With our family eating healthier and increasing our vegetable intake along with Bubba being on laxative for his seemingly never-ending battle with bowel retention and encopresis, we have been overtaken quite literally by some stanky shit. Not only has shit production increased substantially in our household over the past week, so have the shit descriptions, shit puns, and shit analogies.
Bubba is very concerned about the possibility of slimy poop and is constantly reminding us of the "square waffle poop" he had on Superbowl Sunday. Thankfully he flushed the toilet before I was forced to act excited about his artful deposits. And doubly thankfully, daddy cleaned up the 7-year-old poopy-pants nastiness (i.e., threw the underwear in the bathroom sink where they remained for 2 days).
Bubba also asks every time I say "Daddy is in the bathroom" if daddy is in fact making a "snake poop" or a "pine cone poop." I am truthful when I reply "I have no idea and I don't want to know."

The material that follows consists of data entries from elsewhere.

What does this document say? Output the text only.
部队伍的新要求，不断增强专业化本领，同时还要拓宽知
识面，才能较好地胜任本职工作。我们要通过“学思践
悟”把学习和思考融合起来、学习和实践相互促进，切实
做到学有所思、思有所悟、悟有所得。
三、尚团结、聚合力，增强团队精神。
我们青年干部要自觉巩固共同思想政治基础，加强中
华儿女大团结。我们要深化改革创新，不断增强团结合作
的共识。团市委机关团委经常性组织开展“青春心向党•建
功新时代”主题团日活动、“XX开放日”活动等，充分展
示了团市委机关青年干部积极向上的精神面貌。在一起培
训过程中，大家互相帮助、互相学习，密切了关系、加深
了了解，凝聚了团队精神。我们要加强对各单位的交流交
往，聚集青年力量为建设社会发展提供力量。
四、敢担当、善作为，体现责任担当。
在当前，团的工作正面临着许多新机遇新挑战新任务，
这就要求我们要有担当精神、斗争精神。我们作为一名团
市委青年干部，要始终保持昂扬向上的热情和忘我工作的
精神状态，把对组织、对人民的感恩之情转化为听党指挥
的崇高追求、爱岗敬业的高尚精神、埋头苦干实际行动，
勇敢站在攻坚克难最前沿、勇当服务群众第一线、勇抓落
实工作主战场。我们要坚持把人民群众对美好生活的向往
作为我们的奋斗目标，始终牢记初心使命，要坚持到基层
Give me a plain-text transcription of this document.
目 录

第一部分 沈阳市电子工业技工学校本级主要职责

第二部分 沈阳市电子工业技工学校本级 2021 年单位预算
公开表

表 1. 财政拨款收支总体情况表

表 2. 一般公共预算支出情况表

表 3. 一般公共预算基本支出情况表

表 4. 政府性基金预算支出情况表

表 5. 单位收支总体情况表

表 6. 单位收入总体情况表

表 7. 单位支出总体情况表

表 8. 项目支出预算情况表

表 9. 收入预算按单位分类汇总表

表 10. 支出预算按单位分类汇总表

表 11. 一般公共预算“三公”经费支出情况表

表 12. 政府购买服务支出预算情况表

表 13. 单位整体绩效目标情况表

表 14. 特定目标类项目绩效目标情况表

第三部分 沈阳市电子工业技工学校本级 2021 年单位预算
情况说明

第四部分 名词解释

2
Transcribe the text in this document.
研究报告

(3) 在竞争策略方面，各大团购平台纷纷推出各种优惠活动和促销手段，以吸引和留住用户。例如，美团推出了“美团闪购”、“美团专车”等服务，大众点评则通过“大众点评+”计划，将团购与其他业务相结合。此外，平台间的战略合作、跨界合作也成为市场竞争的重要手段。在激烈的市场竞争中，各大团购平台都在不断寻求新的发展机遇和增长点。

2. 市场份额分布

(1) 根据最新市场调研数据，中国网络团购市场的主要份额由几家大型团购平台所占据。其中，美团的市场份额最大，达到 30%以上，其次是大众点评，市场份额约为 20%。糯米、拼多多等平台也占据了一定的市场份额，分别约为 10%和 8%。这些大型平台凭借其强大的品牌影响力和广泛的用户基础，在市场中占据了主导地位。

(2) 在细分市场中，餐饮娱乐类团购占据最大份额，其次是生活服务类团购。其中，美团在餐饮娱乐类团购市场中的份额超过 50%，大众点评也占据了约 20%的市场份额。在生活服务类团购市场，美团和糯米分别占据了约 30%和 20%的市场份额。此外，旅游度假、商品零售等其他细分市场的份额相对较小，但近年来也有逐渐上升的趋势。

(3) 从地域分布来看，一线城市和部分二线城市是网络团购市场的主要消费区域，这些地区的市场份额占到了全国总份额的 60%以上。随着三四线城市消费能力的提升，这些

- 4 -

Moosie, wanting to be part of the fun has decided to go for the family title of the stankiest bowel movements. He just walks around inconspicuously with a little shuffle as Bubba scrunches his nose and says in his little 'twang,' "Whutz that schmell?" To which Moosie eagerly points to his chest, and with a big smile and wide eyes exclaims "EEEE! EEEE! EEEEE!" until someone acknowledges that he does in fact stink.
I of course am a female, so I don't shit...I eliminate waste.